Dependency Inversion Principle
This is one of those harder to grasp topics unless you’ve seen or written code against this, but this is that your classes should depend on interfaces or abstract classes instead of concrete implementations because it forces you to come up with contracts between two classes which allows you to swap out different implementations depending on the situation. For example in the payment processor example earlier we might have a PaymentProcessorInterface class and have three classes: SquarePaymentProcessor, PaypalPaymentProcessor, and UnitTestingPaymentProcessor which we can inject into the caller class depending on the situation.
This is the D from SOLID.
Composition over Inheritance
When it comes to relating code, you have two strategies: inheritance or composition.
Inheritance is when you say that something is something else. For example a Tesla Model X is a car.

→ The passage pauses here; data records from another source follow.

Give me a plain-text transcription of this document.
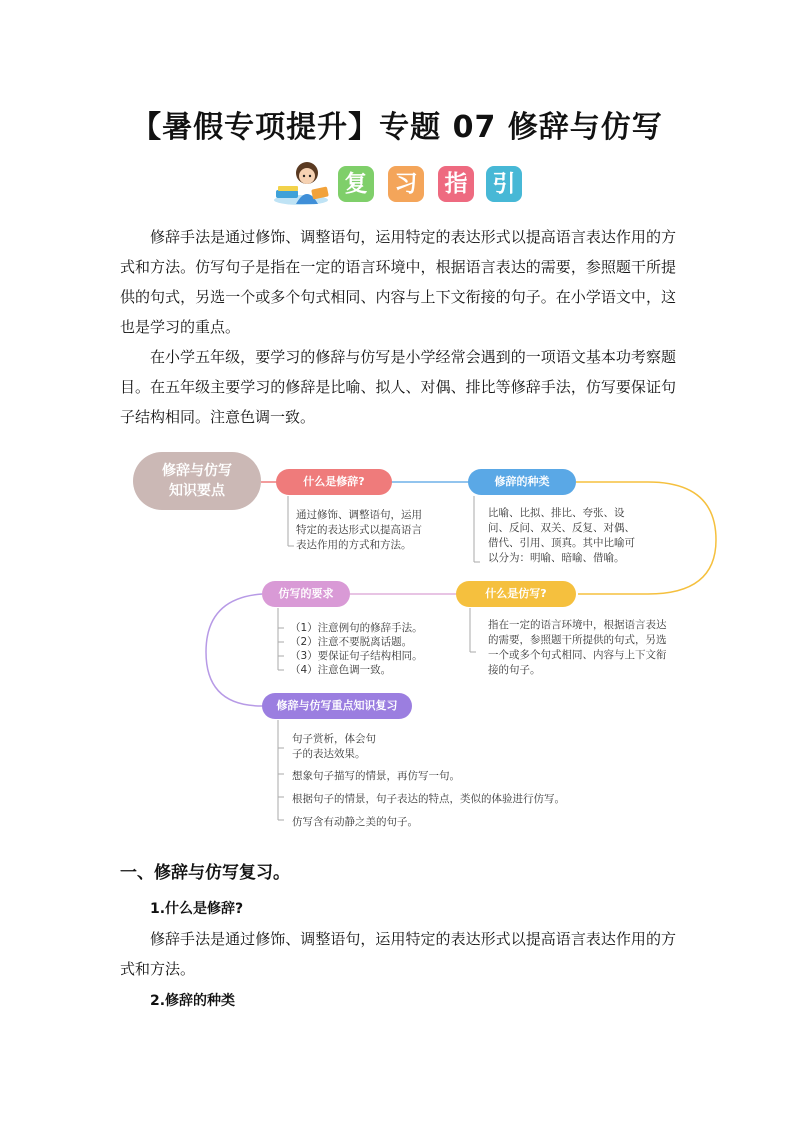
【暑假专项提升】专题 07 修辞与仿写
复 习 指 引

修辞手法是通过修饰、调整语句，运用特定的表达形式以提高语言表达作用的方式和方法。仿写句子是指在一定的语言环境中，根据语言表达的需要，参照题干所提供的句式，另选一个或多个句式相同、内容与上下文衔接的句子。在小学语文中，这也是学习的重点。

在小学五年级，要学习的修辞与仿写是小学经常会遇到的一项语文基本功考察题目。在五年级主要学习的修辞是比喻、拟人、对偶、排比等修辞手法，仿写要保证句子结构相同。注意色调一致。

修辞与仿写
知识要点
什么是修辞?
通过修饰、调整语句，运用
特定的表达形式以提高语言
表达作用的方式和方法。
修辞的种类
比喻、比拟、排比、夸张、设
问、反问、双关、反复、对偶、
借代、引用、顶真。其中比喻可
以分为：明喻、暗喻、借喻。
什么是仿写?
指在一定的语言环境中，根据语言表达
的需要，参照题干所提供的句式，另选
一个或多个句式相同、内容与上下文衔
接的句子。
仿写的要求
（1）注意例句的修辞手法。
（2）注意不要脱离话题。
（3）要保证句子结构相同。
（4）注意色调一致。
修辞与仿写重点知识复习
句子赏析，体会句
子的表达效果。
想象句子描写的情景，再仿写一句。
根据句子的情景，句子表达的特点，类似的体验进行仿写。
仿写含有动静之美的句子。
一、修辞与仿写复习。

1.什么是修辞?

修辞手法是通过修饰、调整语句，运用特定的表达形式以提高语言表达作用的方式和方法。

2.修辞的种类
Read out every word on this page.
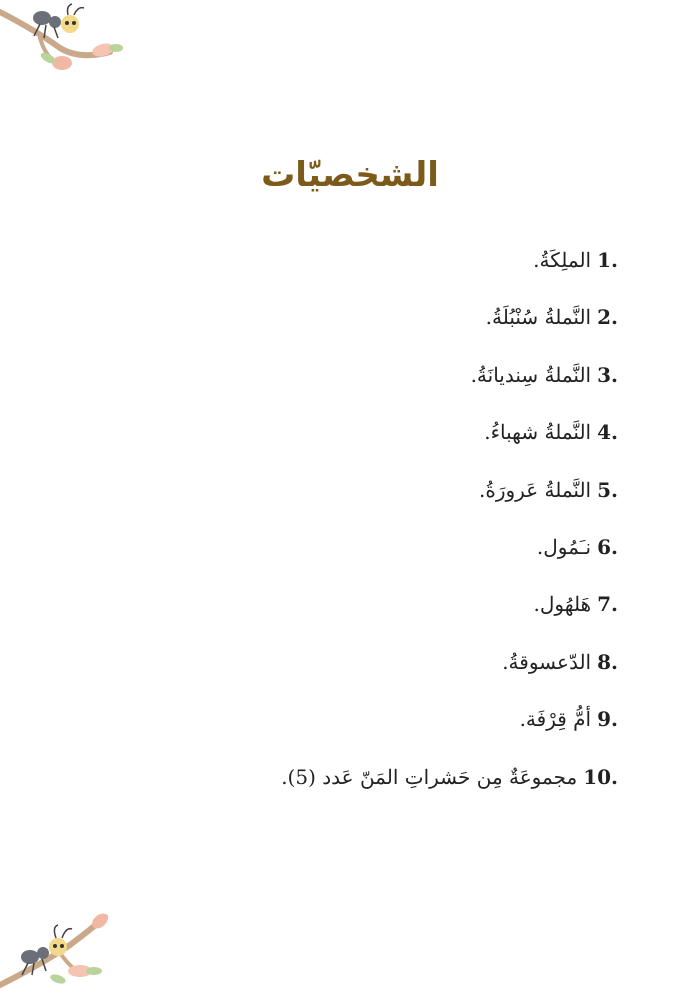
الشخصيّات
1.
الملِكَةُ.
2.
النَّملةُ سُنْبُلَةُ.
3.
النَّملةُ سِنديانَةُ.
4.
النَّملةُ شهباءُ.
5.
النَّملةُ عَرورَةُ.
6.
نـَمُول.
7.
هَلهُول.
8.
الدّعسوقةُ.
9.
أمُّ قِرْفَة.
10.
مجموعَةٌ مِن حَشراتِ المَنّ عَدد (5).
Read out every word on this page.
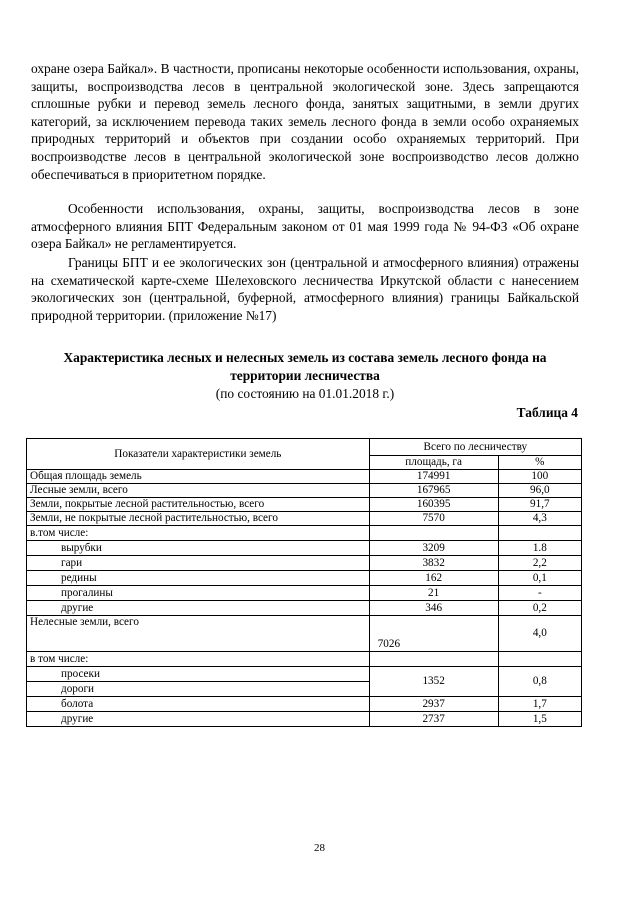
охране озера Байкал». В частности, прописаны некоторые особенности использования, охраны, защиты, воспроизводства лесов в центральной экологической зоне. Здесь запрещаются сплошные рубки и перевод земель лесного фонда, занятых защитными, в земли других категорий, за исключением перевода таких земель лесного фонда в земли особо охраняемых природных территорий и объектов при создании особо охраняемых территорий. При воспроизводстве лесов в центральной экологической зоне воспроизводство лесов должно обеспечиваться в приоритетном порядке.

Особенности использования, охраны, защиты, воспроизводства лесов в зоне атмосферного влияния БПТ Федеральным законом от 01 мая 1999 года № 94-ФЗ «Об охране озера Байкал» не регламентируется.

Границы БПТ и ее экологических зон (центральной и атмосферного влияния) отражены на схематической карте-схеме Шелеховского лесничества Иркутской области с нанесением экологических зон (центральной, буферной, атмосферного влияния) границы Байкальской природной территории. (приложение №17)

Характеристика лесных и нелесных земель из состава земель лесного фонда на территории лесничества

(по состоянию на 01.01.2018 г.)

Таблица 4

Показатели характеристики земель	Всего по лесничеству	
	площадь, га	%
Общая площадь земель	174991	100
Лесные земли, всего	167965	96,0
Земли, покрытые лесной растительностью, всего	160395	91,7
Земли, не покрытые лесной растительностью, всего	7570	4,3
в.том числе:		
вырубки	3209	1.8
гари	3832	2,2
редины	162	0,1
прогалины	21	-
другие	346	0,2
Нелесные земли, всего	7026	4,0
в том числе:		
просеки	1352	0,8
дороги		
болота	2937	1,7
другие	2737	1,5
28
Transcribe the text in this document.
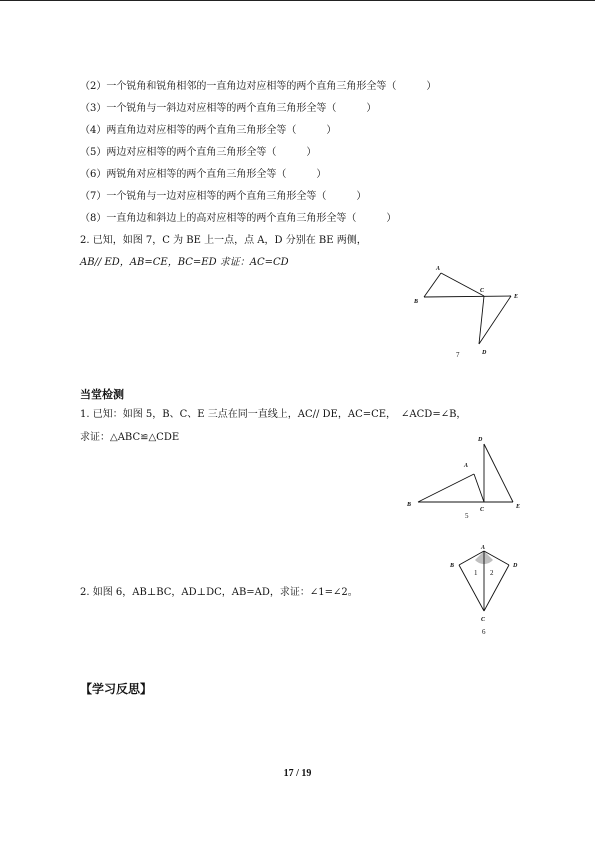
（2）一个锐角和锐角相邻的一直角边对应相等的两个直角三角形全等（　　　）
（3）一个锐角与一斜边对应相等的两个直角三角形全等（　　　）
（4）两直角边对应相等的两个直角三角形全等（　　　）
（5）两边对应相等的两个直角三角形全等（　　　）
（6）两锐角对应相等的两个直角三角形全等（　　　）
（7）一个锐角与一边对应相等的两个直角三角形全等（　　　）
（8）一直角边和斜边上的高对应相等的两个直角三角形全等（　　　）
2. 已知，如图 7，C 为 BE 上一点，点 A，D 分别在 BE 两侧，
AB// ED，AB=CE，BC=ED 求证：AC=CD
A
B
C
E
D
7
当堂检测
1. 已知：如图 5，B、C、E 三点在同一直线上，AC// DE，AC=CE，　∠ACD=∠B，
求证：△ABC≌△CDE	D
A
B
C	E
5
2. 如图 6，AB⊥BC，AD⊥DC，AB=AD，求证：∠1=∠2。
A
B	D
C
1 2
6
【学习反思】
17 / 19
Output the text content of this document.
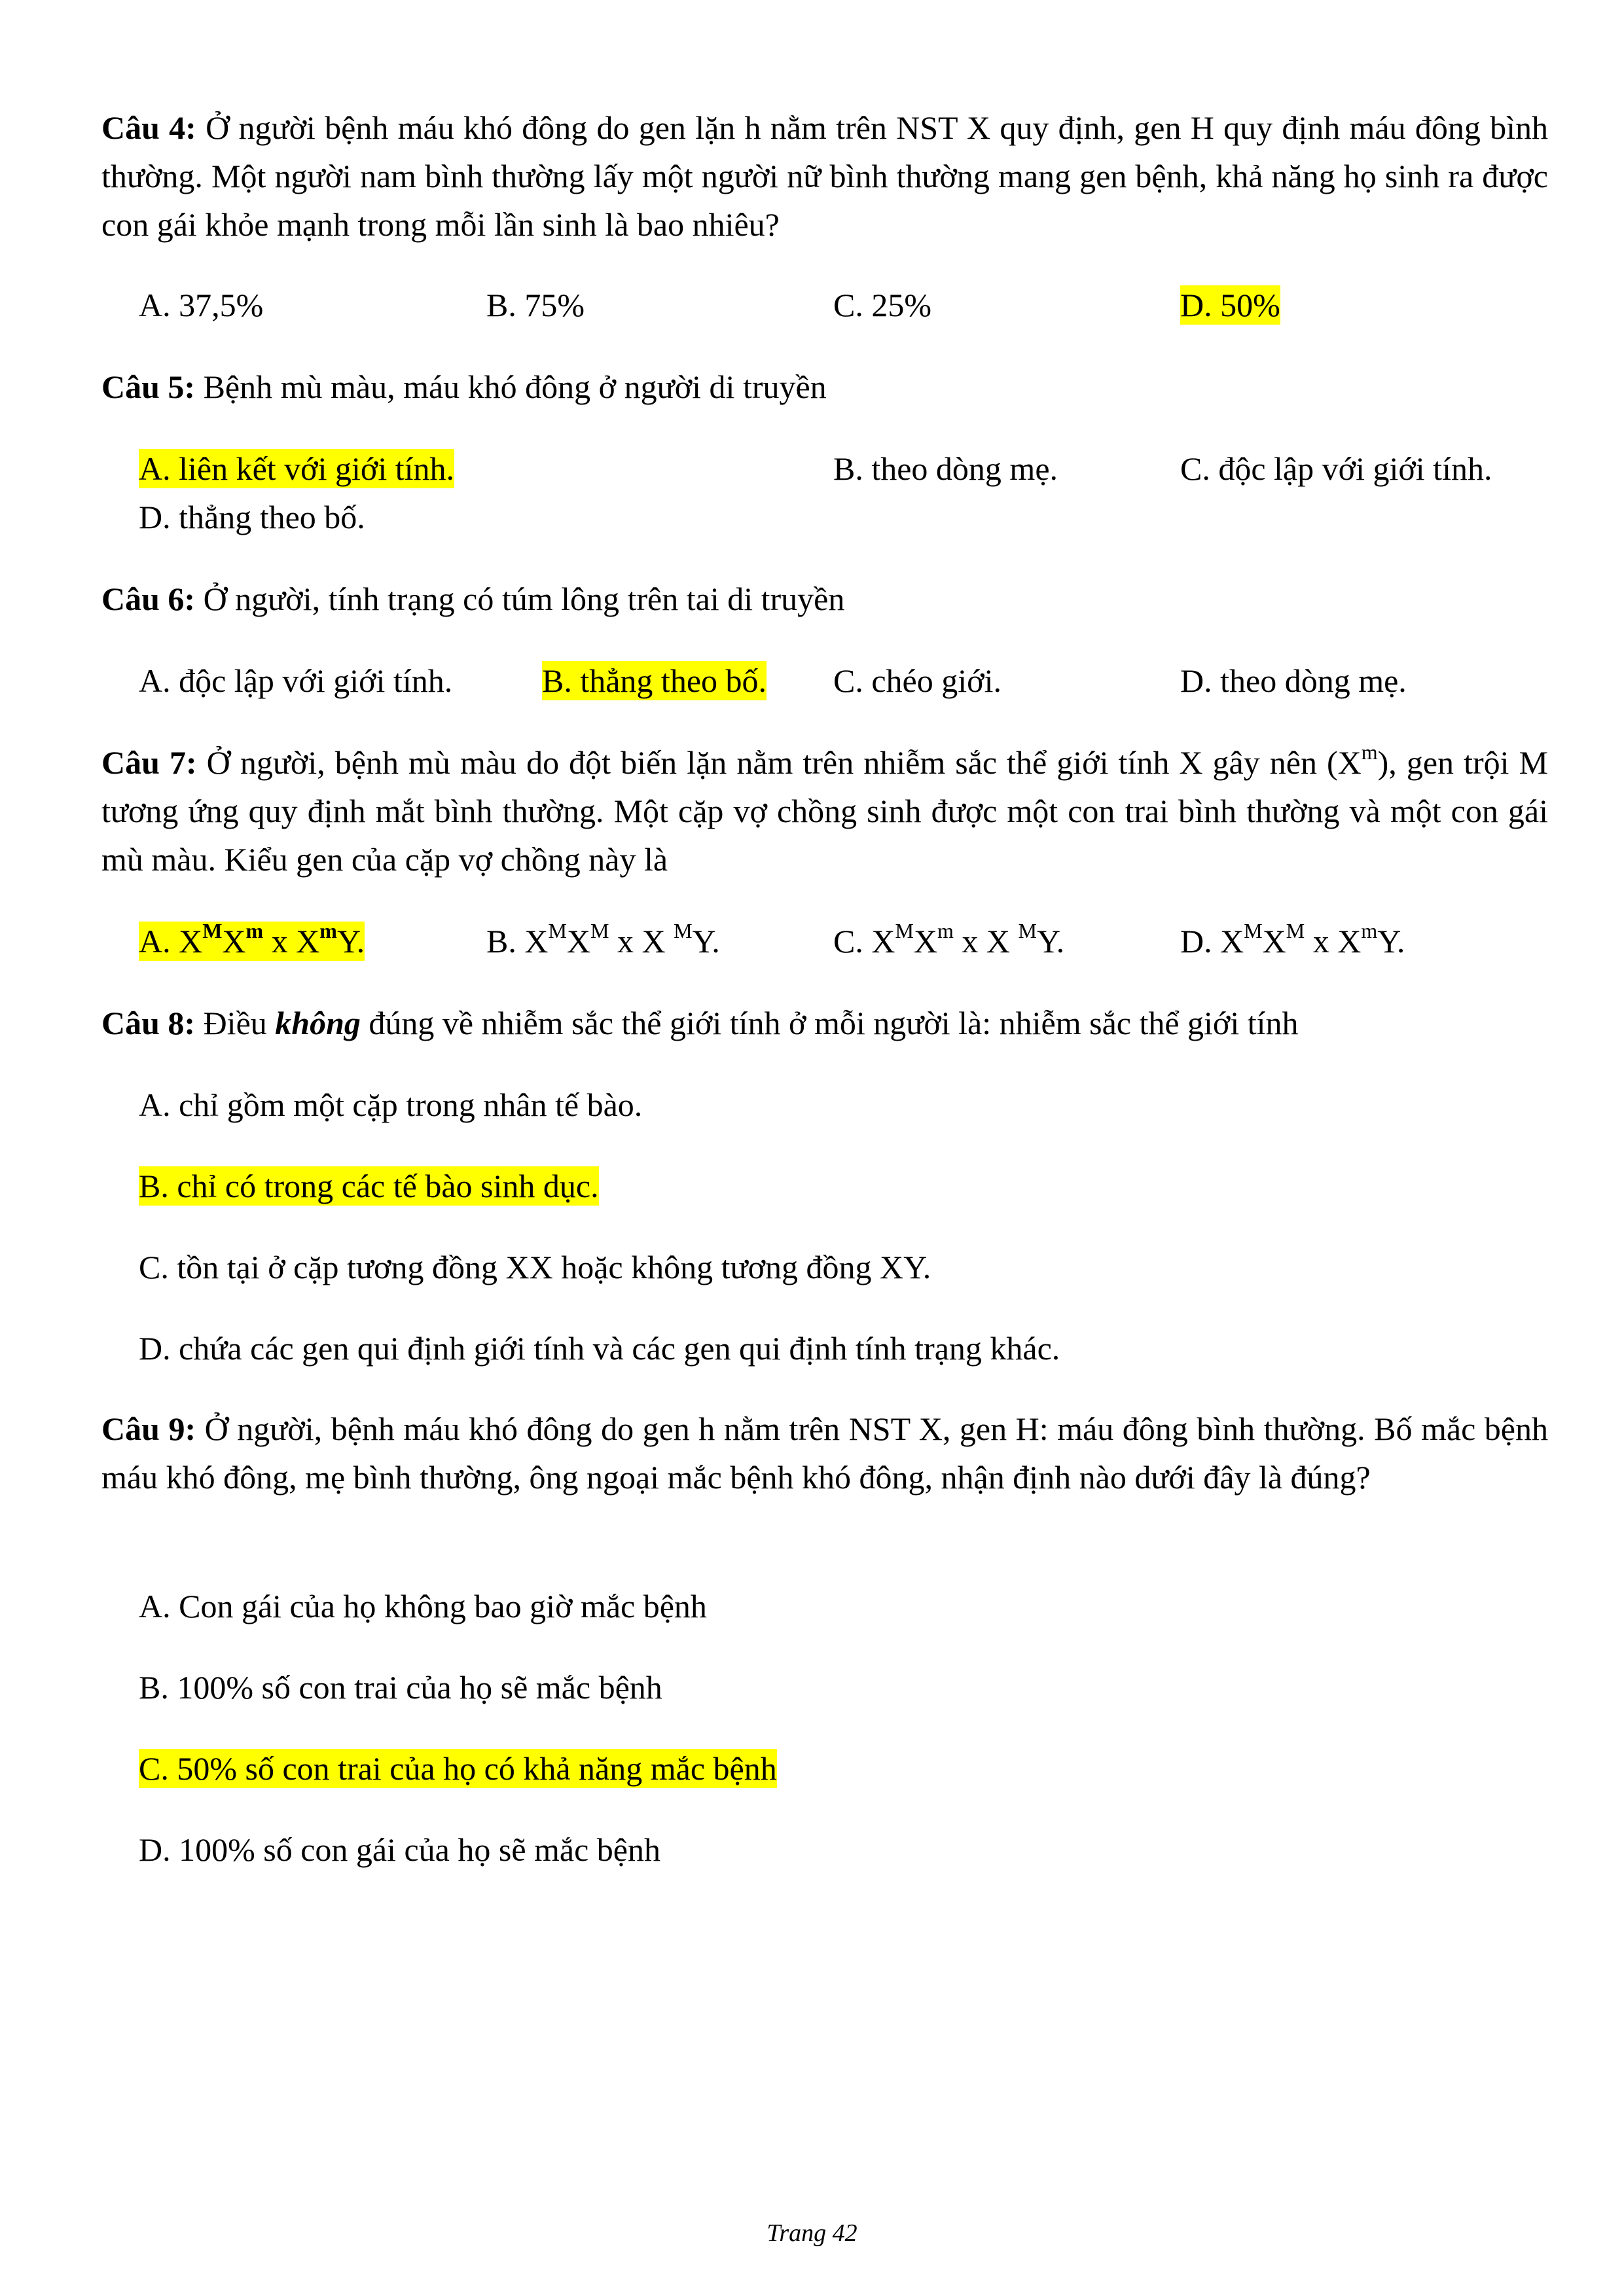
Câu 4: Ở người bệnh máu khó đông do gen lặn h nằm trên NST X quy định, gen H quy định máu đông bình thường. Một người nam bình thường lấy một người nữ bình thường mang gen bệnh, khả năng họ sinh ra được con gái khỏe mạnh trong mỗi lần sinh là bao nhiêu?

A. 37,5%	B. 75%	C. 25%	D. 50%

Câu 5: Bệnh mù màu, máu khó đông ở người di truyền

A. liên kết với giới tính.	B. theo dòng mẹ.	C. độc lập với giới tính.
D. thẳng theo bố.

Câu 6: Ở người, tính trạng có túm lông trên tai di truyền

A. độc lập với giới tính.	B. thẳng theo bố. C. chéo giới.	D. theo dòng mẹ.

Câu 7: Ở người, bệnh mù màu do đột biến lặn nằm trên nhiễm sắc thể giới tính X gây nên $(X^m)$, gen trội M tương ứng quy định mắt bình thường. Một cặp vợ chồng sinh được một con trai bình thường và một con gái mù màu. Kiểu gen của cặp vợ chồng này là

A. $X^MX^m$ x $X^mY$.	B. $X^MX^M$ x X $^M$Y.	C. $X^MX^m$ x X $^M$Y.	D. $X^MX^M$ x $X^mY$.

Câu 8: Điều không đúng về nhiễm sắc thể giới tính ở mỗi người là: nhiễm sắc thể giới tính

A. chỉ gồm một cặp trong nhân tế bào.
B. chỉ có trong các tế bào sinh dục.
C. tồn tại ở cặp tương đồng XX hoặc không tương đồng XY.
D. chứa các gen qui định giới tính và các gen qui định tính trạng khác.

Câu 9: Ở người, bệnh máu khó đông do gen h nằm trên NST X, gen H: máu đông bình thường. Bố mắc bệnh máu khó đông, mẹ bình thường, ông ngoại mắc bệnh khó đông, nhận định nào dưới đây là đúng?

A. Con gái của họ không bao giờ mắc bệnh
B. 100% số con trai của họ sẽ mắc bệnh
C. 50% số con trai của họ có khả năng mắc bệnh
D. 100% số con gái của họ sẽ mắc bệnh
Trang 42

Composition is when something is composed of multiple other things. For example a Tesla Model X has a steering wheel, seats, some wheels, and much more.
It’s much better to think in components compared to inheritance, because inheritance implies a lot more and if used improperly can make your code incorrect. It’s better to treat code as components which can be swapped around like Legos to create new results.
Reducing Side Effects
A big push in the industry to is move towards functional programming, and for good reason - state is generally increases complexity. That is why many developers love writing “pure functions”, which are functions with clearly declared inputs which results in outputs without side effect (affecting any form of state - object state, network, database, etc) until the last possible moment.
Tons of good information in this article, and much more on the internet about how functional programming can reduce side effects.
In the field I generally think there is room for both object oriented and functional programming, and they are both tools for you to create good code. The real secret is to know in what situations they apply to and what is better for your team.
Write Code that Has Value
There is a lot of theory and philosophy in this section, but the ultimately good code is something that has produces value. You’ll hear time and time again how many of these super successful tech firms are held up by some old monster of a code they built back when they were starting out that runs the core part of their business. It might not be the most artistic code you’ve ever seen, but what is create crucial value and it works - and that’s all it really needs to do.